Possible RAID levels:
Single parity

Indicates that, in addition to the actual data, one set of parity bits exists for the logical volume. This parity level protects against the loss of one drive. Single parity is implemented as a variant of the RAID 5 storage technology.

Double parity

Indicates that, in addition to the actual data, two sets of parity bits exist for the logical volume. This parity level protects against the loss of one or two drives with a slight cost to write performance. Double parity is implemented as a variant of the RAID 6 storage technology.

Mirrored

Indicates that no parity bits exist for the volume. Instead, the system writes the data in two different locations. This RAID level protects against the loss of at least one drive and possibly more drives with an improvement of the performance of random write operations. Mirrored RAID is implemented as a variant of the RAID 10 storage technology.

Read Ahead

Identifies the read‑ahead policy that the system uses for sequential read operations. The policy determines the amount of additional data, if any, that the system places into the Controller cache. Valid policies:

Normal

Indicates that the input requests and the output requests are accessing the data mostly in a random manner or in a mixed sequential and random manner.

Aggressive

Indicates that the input requests and the output requests are accessing the data mostly in a sequential manner and that the workload is biased toward read operations.

Conservative

Indicates that the input requests and the output requests are mostly sequential and that the workload is biased toward write operations.

Priority
Identifies the priority that the system gives to various operational aspects of a logical volume, such as the Controller processing queue. The processing-queue priority defines the percentage of the Controller CPU cycles that are dedicated to the volume. Identifies as well where the data is striped on rotating drives. Valid priority levels:
Premium

Indicates the highest priority for responding to requests in the processing queue.

High

Indicates the next highest priority for responding to requests in the processing queue.

Medium

Indicates an intermediate priority for responding to requests in the processing queue.

Low

Indicates the next to lowest priority for responding to requests in the processing queue.

Archive

Indicates the lowest priority for responding to requests in the processing queue.

Stripe Width

Identifies the number of drive groups over which the data is written.

Possible values:
1 through 64

Indicates the specified stripe width.

all

Indicates that the logical volume is striped across all of the available drive groups.

auto‑select

Indicates that the Oracle FS System determines the stripe width based on the Priority option that you selected.

Writes

Identifies the write‑caching rules to use for the profile.

Valid options:
Write-through

Writes data to the Controller cache and to the storage arrays before the write request completes. This rule ensures that the data is safely written to the storage before the write request returns to the application. Write-through caching performs more slowly than does write-back caching because the data is being written to the storage arrays as well as to the cache.

Write-back caching
Writes data to the Controller cache, and the write request returns immediately without waiting for the write‑to‑disk to complete. During idle cycles, the system writes the data from the cache to the storage arrays.
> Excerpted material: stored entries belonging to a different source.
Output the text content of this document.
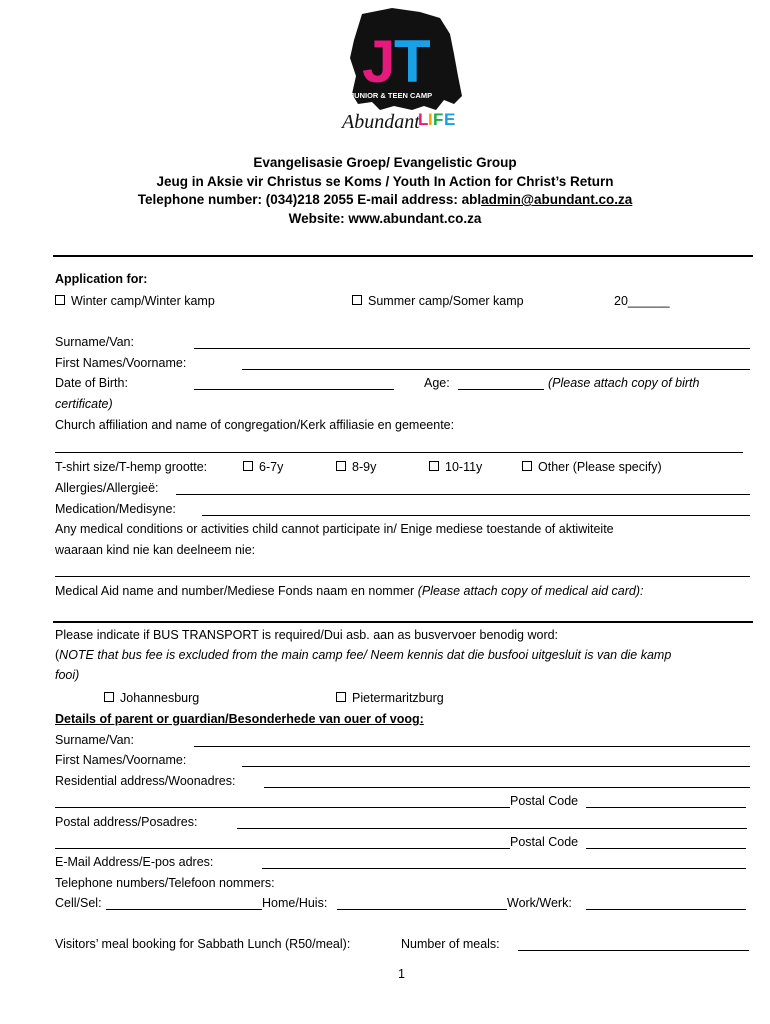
J
T
JUNIOR & TEEN CAMP
Abundant
L I F E
Evangelisasie Groep/ Evangelistic Group
Jeug in Aksie vir Christus se Koms / Youth In Action for Christ’s Return
Telephone number: (034)218 2055 E-mail address: abladmin@abundant.co.za
Website: www.abundant.co.za
Application for:
Winter camp/Winter kamp	Summer camp/Somer kamp	20______
Surname/Van:
First Names/Voorname:
Date of Birth:	Age:	(Please attach copy of birth
certificate)
Church affiliation and name of congregation/Kerk affiliasie en gemeente:
T-shirt size/T-hemp grootte:	6-7y	8-9y	10-11y	Other (Please specify)
Allergies/Allergieë:
Medication/Medisyne:
Any medical conditions or activities child cannot participate in/ Enige mediese toestande of aktiwiteite
waaraan kind nie kan deelneem nie:
Medical Aid name and number/Mediese Fonds naam en nommer (Please attach copy of medical aid card):
Please indicate if BUS TRANSPORT is required/Dui asb. aan as busvervoer benodig word:
(NOTE that bus fee is excluded from the main camp fee/ Neem kennis dat die busfooi uitgesluit is van die kamp
fooi)
Johannesburg	Pietermaritzburg
Details of parent or guardian/Besonderhede van ouer of voog:
Surname/Van:
First Names/Voorname:
Residential address/Woonadres:
Postal Code
Postal address/Posadres:
Postal Code
E-Mail Address/E-pos adres:
Telephone numbers/Telefoon nommers:
Cell/Sel:	Home/Huis:	Work/Werk:
Visitors’ meal booking for Sabbath Lunch (R50/meal):	Number of meals:
1
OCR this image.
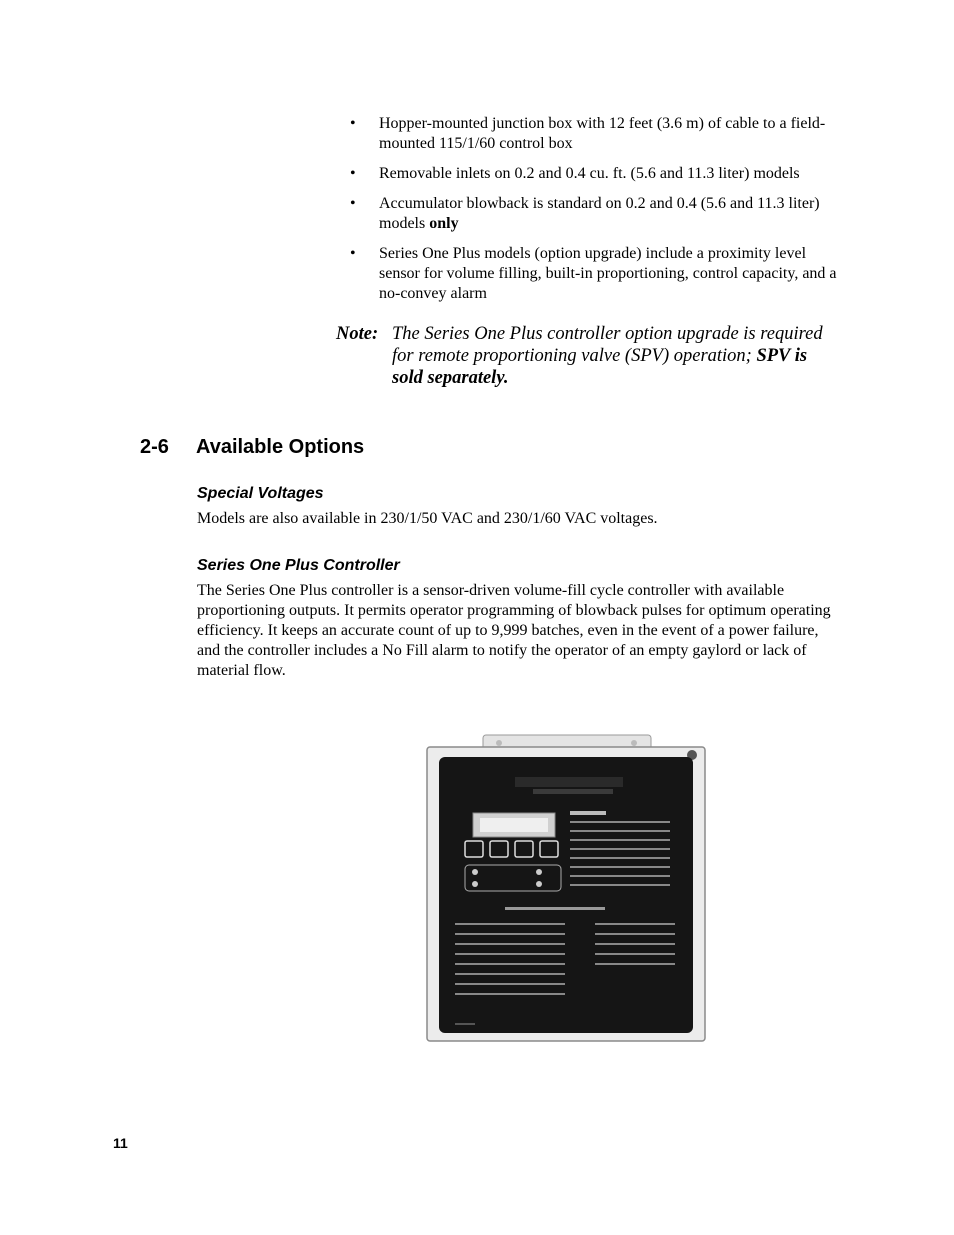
• Hopper-mounted junction box with 12 feet (3.6 m) of cable to a field-mounted 115/1/60 control box
• Removable inlets on 0.2 and 0.4 cu. ft. (5.6 and 11.3 liter) models
• Accumulator blowback is standard on 0.2 and 0.4 (5.6 and 11.3 liter) models only
• Series One Plus models (option upgrade) include a proximity level sensor for volume filling, built-in proportioning, control capacity, and a no-convey alarm
Note: The Series One Plus controller option upgrade is required for remote proportioning valve (SPV) operation; SPV is sold separately.
2-6 Available Options
Special Voltages

Models are also available in 230/1/50 VAC and 230/1/60 VAC voltages.

Series One Plus Controller

The Series One Plus controller is a sensor-driven volume-fill cycle controller with available proportioning outputs. It permits operator programming of blowback pulses for optimum operating efficiency. It keeps an accurate count of up to 9,999 batches, even in the event of a power failure, and the controller includes a No Fill alarm to notify the operator of an empty gaylord or lack of material flow.

11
Write-back caching performs faster than does write‑through because the data only needs to be written to the cache before the write request returns.
Important! If the system goes down unexpectedly, the data in the cache that has not been written to the storage arrays could be lost.

During the shutdown process, the system writes all cached data to the storage arrays.

Default

Indicates that the Oracle FS System selects the appropriate write‑caching rule based on the selected QoS settings.

Preferred Storage

Indicates the preferred order in which the Oracle FS System uses the available Storage Classes.